Though Texas’s abortion ban does have a provision to save the life of the pregnant person, it is worded in such an unscientific and unspecific way that makes it unclear what level of danger a pregnant person has to be in before an abortion becomes legal. Because Zurawski was not in immediate, critical distress, no doctor in the state would perform the procedure for fear of legal repercussions. Three days after the diagnosis, Zurawski turned septic and nearly died, which was an acceptable level of danger for doctors to induce a miscarriage.
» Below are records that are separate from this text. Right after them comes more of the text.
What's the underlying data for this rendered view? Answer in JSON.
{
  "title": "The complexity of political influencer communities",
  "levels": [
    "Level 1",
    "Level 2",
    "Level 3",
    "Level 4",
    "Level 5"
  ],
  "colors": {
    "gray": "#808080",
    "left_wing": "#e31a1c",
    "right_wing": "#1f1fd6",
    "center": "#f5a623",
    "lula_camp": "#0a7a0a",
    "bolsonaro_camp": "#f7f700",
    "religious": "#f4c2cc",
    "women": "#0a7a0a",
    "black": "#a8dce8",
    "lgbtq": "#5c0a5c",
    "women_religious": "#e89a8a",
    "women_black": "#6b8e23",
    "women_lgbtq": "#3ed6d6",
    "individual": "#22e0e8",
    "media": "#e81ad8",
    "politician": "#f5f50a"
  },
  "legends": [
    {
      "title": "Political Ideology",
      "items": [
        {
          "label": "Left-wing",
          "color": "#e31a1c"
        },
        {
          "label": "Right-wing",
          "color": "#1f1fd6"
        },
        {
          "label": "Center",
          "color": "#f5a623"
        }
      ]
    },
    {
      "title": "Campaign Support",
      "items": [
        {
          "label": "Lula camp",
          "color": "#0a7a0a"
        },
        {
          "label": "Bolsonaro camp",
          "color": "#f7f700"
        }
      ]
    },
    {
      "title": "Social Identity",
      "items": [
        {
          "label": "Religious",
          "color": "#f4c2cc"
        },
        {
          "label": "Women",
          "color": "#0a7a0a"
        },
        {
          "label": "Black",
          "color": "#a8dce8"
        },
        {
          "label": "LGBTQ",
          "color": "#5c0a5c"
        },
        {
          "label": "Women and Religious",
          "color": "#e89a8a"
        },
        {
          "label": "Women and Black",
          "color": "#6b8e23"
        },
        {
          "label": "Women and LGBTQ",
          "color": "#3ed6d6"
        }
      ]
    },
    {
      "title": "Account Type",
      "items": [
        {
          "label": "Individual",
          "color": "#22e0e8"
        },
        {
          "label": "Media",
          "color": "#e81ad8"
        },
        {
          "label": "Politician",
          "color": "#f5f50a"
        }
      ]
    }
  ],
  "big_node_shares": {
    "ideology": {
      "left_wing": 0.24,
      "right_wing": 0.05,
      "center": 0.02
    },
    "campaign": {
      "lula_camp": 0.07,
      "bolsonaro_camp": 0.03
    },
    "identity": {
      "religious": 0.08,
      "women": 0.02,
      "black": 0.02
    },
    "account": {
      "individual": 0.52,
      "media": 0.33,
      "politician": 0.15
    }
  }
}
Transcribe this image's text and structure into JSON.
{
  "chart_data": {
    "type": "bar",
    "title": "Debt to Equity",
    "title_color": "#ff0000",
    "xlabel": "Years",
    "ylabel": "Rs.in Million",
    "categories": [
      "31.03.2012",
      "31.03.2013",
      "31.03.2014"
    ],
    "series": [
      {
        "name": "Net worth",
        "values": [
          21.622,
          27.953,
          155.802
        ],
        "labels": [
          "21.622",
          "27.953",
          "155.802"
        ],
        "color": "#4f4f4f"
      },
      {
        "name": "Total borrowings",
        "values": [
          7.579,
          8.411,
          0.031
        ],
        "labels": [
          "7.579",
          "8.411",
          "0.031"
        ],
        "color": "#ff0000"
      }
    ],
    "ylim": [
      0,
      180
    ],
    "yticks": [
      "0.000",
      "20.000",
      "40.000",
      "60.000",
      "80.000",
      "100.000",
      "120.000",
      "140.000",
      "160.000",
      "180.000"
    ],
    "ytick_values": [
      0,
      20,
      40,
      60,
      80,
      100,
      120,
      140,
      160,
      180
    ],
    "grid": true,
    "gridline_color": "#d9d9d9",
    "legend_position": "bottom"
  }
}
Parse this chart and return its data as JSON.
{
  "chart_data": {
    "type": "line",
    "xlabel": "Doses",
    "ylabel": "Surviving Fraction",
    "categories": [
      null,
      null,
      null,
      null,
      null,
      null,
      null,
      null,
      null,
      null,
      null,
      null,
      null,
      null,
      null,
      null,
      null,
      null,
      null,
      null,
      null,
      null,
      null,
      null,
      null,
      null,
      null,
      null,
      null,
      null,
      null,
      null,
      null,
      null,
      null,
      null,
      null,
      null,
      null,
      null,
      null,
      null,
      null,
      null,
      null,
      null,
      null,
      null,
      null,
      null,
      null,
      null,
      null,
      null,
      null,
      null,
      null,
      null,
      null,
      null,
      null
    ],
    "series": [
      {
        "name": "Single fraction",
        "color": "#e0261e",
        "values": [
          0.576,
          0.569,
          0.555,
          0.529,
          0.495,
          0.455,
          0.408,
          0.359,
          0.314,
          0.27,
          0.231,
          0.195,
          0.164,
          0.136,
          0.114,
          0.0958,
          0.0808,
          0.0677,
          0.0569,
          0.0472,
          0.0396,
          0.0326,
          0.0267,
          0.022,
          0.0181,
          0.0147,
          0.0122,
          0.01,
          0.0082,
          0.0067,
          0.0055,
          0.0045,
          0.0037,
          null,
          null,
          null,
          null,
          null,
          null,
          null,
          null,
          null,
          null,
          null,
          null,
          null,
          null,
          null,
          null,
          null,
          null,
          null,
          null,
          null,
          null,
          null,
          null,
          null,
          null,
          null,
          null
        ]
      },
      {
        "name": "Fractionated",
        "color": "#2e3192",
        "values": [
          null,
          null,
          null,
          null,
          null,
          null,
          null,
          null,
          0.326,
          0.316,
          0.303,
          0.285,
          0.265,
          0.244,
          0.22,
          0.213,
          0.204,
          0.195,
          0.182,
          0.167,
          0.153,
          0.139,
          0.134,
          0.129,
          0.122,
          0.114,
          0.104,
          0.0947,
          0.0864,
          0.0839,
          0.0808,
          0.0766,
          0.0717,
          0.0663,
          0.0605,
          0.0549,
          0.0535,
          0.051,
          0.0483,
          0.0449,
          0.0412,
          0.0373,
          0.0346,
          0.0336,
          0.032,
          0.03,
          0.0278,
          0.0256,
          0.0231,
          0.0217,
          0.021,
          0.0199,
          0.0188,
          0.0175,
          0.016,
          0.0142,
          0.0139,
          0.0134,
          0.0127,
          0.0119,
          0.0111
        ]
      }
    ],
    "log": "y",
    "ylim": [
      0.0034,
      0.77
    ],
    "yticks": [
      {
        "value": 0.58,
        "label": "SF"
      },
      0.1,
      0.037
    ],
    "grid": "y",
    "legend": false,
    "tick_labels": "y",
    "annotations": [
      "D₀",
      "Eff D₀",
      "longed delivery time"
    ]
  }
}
Another plaintiff, Lauren Hall, spoke at the capitol. At 18 weeks, her baby failed to develop a skull. This condition is incompatible with life outside the womb. She was forced to travel to Washington state to get the necessary abortion. Hall is pregnant again, but worries about a repeat of the incident.
The five women and two OB/GYNs that are the plaintiffs in the lawsuit are asking for the state legislature to concretely define what counts as endangering the life of a pregnant person so that doctors can proceed with life-saving medical care before a pregnant person enters a critical stage. According to Northrup, this is the first time individual women have sued a state that banned abortion in the wake of the fall of Roe.
Ever since the Texas Legislature passed a deceptively named “heartbeat bill” that banned abortion after six weeks in the state (fetuses do not have a heartbeat at six weeks, just minor electrical activity along the cardiac pole), clinics outside of Texas have seen a massive increase in visitors from the state. Many of them are for medically necessary abortions such as ectopic pregnancies, with the pregnant people risking their lives on long car rides out of state while in delicate conditions that could rupture and hemorrhage from travel.
Attorney General Ken Paxton, who is named as a defendant in the lawsuit, has accused the Biden Administration and “left-wing bureaucrats in Washington” of trying to use the life-saving exemption as a plot to “transform our hospitals and emergency rooms into walk-in abortion clinics.”